The costs are already moving. Electricity prices are forecast to rise 6% through 2027 and another 3% by 2028 as data center demand outpaces power supply. In communities near large data center developments, costs have risen by as much as 267% compared to 2020 levels. One study projects the average household electric bill will increase 8% by 2030 from data center and cryptocurrency demand alone.
There will no doubt be promises made by candidates to solve the energy crunch. But there are uncontrollable factors that will influence whether those promises can actually be kept. Unfortunately, that message does not fit neatly into a campaign line or talking point. I want to know who actually owns the constraint. Who controls the bill? Who approves the infrastructure? Who has authority, and who is just performing authority in public? Every situation will be different, but understanding the problem and its full set of tradeoffs will help you be a more informed voter.
The Filter
The people most likely to get played this cycle will not be the least intelligent voters. They will be the people who are smart enough to recognize the topic but not disciplined enough to slow down once the argument feels plausible. I know that because I have caught myself doing versions of this too. A claim lands, it sounds directionally right, and my brain wants to complete the story before I have inspected it.

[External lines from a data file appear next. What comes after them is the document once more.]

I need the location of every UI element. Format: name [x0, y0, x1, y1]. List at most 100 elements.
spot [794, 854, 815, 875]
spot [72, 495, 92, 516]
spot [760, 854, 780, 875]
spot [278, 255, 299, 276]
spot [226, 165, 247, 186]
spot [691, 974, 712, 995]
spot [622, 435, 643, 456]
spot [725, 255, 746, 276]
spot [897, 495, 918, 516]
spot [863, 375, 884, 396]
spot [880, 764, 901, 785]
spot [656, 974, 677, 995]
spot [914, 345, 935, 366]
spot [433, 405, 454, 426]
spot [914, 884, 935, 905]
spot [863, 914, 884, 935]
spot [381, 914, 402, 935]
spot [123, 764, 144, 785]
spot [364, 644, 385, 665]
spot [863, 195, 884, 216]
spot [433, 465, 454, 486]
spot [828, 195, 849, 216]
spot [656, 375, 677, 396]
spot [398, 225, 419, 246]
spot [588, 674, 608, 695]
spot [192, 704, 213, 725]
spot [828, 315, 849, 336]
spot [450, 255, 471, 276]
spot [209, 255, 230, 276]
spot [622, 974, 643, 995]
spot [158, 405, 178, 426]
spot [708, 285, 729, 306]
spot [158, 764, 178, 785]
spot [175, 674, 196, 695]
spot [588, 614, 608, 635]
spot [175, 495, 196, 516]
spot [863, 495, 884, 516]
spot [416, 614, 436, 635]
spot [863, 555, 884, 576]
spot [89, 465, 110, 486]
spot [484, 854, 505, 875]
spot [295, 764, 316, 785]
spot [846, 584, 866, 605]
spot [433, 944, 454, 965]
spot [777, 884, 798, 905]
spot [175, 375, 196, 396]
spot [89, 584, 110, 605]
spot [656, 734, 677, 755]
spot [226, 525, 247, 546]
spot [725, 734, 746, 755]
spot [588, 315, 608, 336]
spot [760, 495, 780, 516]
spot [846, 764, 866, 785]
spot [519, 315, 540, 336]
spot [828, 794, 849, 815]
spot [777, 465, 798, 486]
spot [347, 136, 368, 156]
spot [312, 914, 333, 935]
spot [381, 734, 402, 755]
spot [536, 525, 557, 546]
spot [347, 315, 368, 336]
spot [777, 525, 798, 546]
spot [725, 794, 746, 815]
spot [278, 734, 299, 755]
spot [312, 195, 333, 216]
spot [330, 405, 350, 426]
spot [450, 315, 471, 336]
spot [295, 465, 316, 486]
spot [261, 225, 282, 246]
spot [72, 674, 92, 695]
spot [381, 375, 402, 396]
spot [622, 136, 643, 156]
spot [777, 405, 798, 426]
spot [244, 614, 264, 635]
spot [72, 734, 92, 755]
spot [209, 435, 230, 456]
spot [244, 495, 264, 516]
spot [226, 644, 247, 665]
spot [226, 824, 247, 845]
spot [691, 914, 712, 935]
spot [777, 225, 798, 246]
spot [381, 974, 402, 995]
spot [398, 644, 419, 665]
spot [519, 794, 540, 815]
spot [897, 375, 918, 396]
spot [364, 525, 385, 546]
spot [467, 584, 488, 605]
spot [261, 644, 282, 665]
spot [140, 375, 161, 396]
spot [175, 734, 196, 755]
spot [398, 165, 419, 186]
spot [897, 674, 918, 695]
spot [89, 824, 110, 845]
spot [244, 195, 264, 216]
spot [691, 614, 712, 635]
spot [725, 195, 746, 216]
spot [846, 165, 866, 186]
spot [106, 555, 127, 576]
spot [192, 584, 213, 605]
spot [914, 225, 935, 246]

That is the habit I am trying to break. This election is going to reward speed, emotion, and clean narratives. AI is messy, uneven, useful, disruptive, overclaimed, and misunderstood. Anyone offering you a one-line explanation for what AI is doing to jobs, truth, regulation, or your electric bill is probably giving you a frame before they give you the facts.
I do not want to be easy to influence.
That is not cynicism. It is basic defense. In a cycle full of plausible, emotional, incomplete AI arguments, basic defense may be one of the most useful skills you can build.